Homemade bread, is there anything like it? I absolutely love tearing off a piece as soon as it’s pulled out of the oven. But, what a pain to make it: kneading and waiting, kneading and waiting, kneading and waiting.
It’s also a bit of a pain in that I currently live at almost 7,000ft. High altitude baking is no joke. Forget the “light as air” madaleine cookies, or the puff pastry. Basically, forget any kind of French baking (even though it’s my favorite) because high altitude simply doesn’t support it. I know there are people out there that can bake well in high altitude, I’m not one of them. And because of my high altitude living, the normal bread baking and cake baking comes with it’s own headaches. Since there is just too much work involved to get that light, fluffy, sandwich bread, I instead opt for a heavier bread most of the time.
There are moments when I take my time and spend hours kneading, prepping and baking sandwich bread. At high altitude, those breads require so much more work and I’m not a big sandwich eater, so this bread is one of my go to’s if I need a quick, easy bread that requires little effort.
No knead beer bread is a slightly heavier bread, very easy to make, and goes with soups, chowders or just some butter and jam. Even your novice baker can handle it. I tried it and haven’t gone back to any other easy bread recipe.
What you’ll need:
1 1/2 Teaspoons of Active Dry Yeast
1/2 Cup of Warm Water
4 1/2 Cups of All Purpose Flour, Divided
1 12oz Bottle of Beer
1 1/2 Teaspoons Fine Salt
A Pinch of Flour for Dusting
1 Tablespoon of Cornmeal
First you’ll get a large mixing bowl and combine your yeast, warm water and 1/2 cup of flour.

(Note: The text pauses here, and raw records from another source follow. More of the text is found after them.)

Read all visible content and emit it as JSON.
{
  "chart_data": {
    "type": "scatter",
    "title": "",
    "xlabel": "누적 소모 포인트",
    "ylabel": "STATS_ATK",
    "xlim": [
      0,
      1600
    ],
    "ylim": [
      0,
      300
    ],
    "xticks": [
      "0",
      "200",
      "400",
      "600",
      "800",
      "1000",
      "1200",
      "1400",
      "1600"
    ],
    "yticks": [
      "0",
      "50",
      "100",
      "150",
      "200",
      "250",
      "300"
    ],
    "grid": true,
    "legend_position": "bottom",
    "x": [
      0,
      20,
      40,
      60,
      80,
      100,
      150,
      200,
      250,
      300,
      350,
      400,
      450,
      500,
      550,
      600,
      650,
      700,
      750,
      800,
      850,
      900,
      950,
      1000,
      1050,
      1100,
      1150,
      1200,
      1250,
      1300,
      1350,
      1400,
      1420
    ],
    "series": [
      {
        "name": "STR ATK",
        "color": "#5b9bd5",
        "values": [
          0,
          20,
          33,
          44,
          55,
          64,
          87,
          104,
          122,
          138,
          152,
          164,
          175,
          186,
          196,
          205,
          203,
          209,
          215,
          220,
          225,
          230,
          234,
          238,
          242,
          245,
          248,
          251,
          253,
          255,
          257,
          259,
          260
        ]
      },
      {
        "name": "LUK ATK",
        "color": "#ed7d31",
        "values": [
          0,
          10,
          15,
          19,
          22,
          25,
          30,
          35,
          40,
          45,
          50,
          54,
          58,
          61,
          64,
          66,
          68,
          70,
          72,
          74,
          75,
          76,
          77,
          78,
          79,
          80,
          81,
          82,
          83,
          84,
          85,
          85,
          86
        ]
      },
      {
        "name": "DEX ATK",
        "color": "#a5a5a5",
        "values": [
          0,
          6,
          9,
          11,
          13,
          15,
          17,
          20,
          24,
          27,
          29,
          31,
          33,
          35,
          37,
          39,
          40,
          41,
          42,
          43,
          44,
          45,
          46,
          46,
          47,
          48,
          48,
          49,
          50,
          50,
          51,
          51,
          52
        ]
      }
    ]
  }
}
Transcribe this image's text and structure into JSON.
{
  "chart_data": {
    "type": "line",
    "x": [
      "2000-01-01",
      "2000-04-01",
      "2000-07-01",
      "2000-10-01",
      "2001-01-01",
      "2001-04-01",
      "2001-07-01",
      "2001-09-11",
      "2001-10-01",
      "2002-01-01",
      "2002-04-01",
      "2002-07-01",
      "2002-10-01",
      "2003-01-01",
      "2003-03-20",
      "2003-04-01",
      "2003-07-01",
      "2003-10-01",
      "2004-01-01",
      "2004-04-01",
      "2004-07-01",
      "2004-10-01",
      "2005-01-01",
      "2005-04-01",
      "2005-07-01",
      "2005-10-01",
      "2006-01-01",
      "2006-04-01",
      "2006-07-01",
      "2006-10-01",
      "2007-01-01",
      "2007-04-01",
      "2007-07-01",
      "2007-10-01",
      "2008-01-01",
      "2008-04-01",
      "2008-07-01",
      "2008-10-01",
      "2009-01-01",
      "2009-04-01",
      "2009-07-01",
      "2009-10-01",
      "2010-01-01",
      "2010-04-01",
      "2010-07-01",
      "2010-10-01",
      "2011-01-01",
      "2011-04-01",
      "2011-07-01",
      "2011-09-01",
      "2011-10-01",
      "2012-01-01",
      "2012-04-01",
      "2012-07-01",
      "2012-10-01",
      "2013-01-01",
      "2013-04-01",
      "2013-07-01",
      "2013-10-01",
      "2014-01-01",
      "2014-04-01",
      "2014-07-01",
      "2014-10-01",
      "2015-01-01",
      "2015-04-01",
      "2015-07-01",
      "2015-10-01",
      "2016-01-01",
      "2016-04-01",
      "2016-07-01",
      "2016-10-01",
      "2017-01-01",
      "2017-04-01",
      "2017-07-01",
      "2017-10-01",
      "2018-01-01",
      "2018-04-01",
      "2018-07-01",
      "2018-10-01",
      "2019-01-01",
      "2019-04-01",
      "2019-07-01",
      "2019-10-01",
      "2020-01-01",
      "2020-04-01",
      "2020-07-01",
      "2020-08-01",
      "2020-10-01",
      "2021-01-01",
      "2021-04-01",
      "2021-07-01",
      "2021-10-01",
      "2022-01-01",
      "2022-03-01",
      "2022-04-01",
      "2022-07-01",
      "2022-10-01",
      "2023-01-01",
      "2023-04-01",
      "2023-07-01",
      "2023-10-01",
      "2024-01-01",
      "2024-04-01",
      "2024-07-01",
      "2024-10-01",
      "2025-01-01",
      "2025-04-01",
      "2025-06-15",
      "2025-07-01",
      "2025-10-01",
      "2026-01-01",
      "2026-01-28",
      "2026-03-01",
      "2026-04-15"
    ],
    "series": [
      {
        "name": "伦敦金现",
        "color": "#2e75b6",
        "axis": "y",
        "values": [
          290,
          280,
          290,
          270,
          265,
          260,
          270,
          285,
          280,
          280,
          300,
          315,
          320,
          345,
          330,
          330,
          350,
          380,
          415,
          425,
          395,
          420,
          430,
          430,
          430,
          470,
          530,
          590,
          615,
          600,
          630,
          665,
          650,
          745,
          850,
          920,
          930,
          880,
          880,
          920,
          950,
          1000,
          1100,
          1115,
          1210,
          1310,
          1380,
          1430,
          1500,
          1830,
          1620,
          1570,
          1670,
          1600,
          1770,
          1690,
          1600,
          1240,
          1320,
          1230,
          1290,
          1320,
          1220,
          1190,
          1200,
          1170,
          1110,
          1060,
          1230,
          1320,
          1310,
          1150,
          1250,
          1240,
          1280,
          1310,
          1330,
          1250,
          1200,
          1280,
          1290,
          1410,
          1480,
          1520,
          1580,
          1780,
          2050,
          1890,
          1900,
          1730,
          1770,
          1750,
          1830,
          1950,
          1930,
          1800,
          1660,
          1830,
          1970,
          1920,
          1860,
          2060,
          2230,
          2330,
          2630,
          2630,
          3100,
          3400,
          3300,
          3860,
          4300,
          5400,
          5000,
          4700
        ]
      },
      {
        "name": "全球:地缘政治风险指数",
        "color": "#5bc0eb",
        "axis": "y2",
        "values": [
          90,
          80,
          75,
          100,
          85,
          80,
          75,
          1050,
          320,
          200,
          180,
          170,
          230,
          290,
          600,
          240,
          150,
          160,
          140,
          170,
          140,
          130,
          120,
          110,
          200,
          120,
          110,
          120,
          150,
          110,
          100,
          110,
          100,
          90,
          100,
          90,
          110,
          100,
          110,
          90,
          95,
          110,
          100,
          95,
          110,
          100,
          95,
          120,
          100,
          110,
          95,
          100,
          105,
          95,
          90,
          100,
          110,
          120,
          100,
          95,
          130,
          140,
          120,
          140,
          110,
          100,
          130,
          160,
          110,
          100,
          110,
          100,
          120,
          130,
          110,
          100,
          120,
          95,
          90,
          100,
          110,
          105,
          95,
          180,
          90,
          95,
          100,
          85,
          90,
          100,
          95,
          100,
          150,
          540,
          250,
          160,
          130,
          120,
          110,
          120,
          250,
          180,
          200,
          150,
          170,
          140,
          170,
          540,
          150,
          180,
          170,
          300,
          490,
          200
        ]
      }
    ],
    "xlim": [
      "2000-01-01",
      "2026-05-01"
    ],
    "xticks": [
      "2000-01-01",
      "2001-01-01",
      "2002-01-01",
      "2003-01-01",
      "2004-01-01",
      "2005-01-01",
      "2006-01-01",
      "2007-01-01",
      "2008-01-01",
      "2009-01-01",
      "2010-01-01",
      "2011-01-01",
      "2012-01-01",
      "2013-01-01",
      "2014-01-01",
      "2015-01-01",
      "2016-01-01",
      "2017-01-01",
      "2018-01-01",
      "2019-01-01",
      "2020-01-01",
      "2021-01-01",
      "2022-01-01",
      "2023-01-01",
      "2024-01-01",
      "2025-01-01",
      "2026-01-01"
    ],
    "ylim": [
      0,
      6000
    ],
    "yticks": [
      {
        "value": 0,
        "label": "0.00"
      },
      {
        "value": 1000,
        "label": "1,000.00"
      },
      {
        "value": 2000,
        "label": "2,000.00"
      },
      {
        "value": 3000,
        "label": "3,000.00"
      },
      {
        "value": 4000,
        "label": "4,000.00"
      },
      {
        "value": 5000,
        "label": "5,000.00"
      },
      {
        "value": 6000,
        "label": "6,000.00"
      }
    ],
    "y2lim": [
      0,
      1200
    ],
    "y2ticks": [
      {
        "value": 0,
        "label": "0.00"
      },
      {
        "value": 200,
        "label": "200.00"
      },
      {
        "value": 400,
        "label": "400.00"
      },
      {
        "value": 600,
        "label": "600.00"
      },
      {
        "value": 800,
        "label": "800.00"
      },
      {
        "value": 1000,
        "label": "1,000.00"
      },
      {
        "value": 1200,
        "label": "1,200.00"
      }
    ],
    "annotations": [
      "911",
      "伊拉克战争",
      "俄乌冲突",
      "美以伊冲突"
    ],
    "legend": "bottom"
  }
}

Once combined, cover and let sit for about 30 minutes in someplace warm. If it’s winter (which is the perfect time to make this heavy bread), I turn the oven on early and I leave it on top of the oven.
After about 30 minutes, your mixture will look a little weird and bubbly. Add the remaining flour (4 cups), beer and salt.
When picking out a beer, I try and pick one that’s pretty dark and already kind of smells like bread or hops. I think they give the bread a lot of flavor and also help it to rise a lot better than the lighter beers. Truth be told, I don’t think I have ever tried this recipe with a light beer. If you try it, let me know how it turns out!
I then mix with a bread mixing attachment on my stand mixture until the result is a thick, sticky dough that pulls away from the sides of the bowl. Just like before, you will then cover and let rise, this time for 2 hours, in a nice warm spot.
After about 2 hours your dough should be about double the size. If for some reason it has not risen like it should, either your location is too cold, or your yeast has gone bad. If your yeast has gone bad, it’s not likely to be salvageable. If your area is just not warm enough, place in a warm area and wait a bit longer (maybe an hour). Check on it here and there until it doubles in size.
Once your dough has doubled, take out a baking sheet and line with parchment paper or aluminum foil. Sprinkle the baking sheet with some cornmeal and then transfer your dough from the mixing bowl to the baking sheet. Make sure to place the dough right in the middle and then sprinkle the top of your bread with a bit of flour.
Cover your dough one more time and wait for about 30 to 40 minutes, again, in a warm spot. It will rise once more.
If your oven has not been turned on yet, pre-heat your oven to 425 degrees.
Fill a loaf pan or some other deep, bake-able dish with water and place it at the bottom rack of your oven. This will make sure that there is enough humidity for your bread. This is a really important step in any dry climate, so make sure not to skip it!
At last, your dough is ready to be baked!!!
Now, slash a long slit on the top of your bread. This will allow it to rise in the oven without cracking and will just make it look pretty once it’s baked.
Place your beautiful dough in the oven and bake for a solid 35 minutes. The loaf will be golden brown when done.
High altitude peeps, there is absolutely no substitution that I have made to this bread to convert it to high altitude. This recipe works both at 7,000ft and at sea level! It’s one of the reason I love this bread so much.
Now, remove the beautifully baked bread and enjoy! I usually let it cool a bit before slicing so that it maintains it’s form. Otherwise, dig right in while it’s still warm.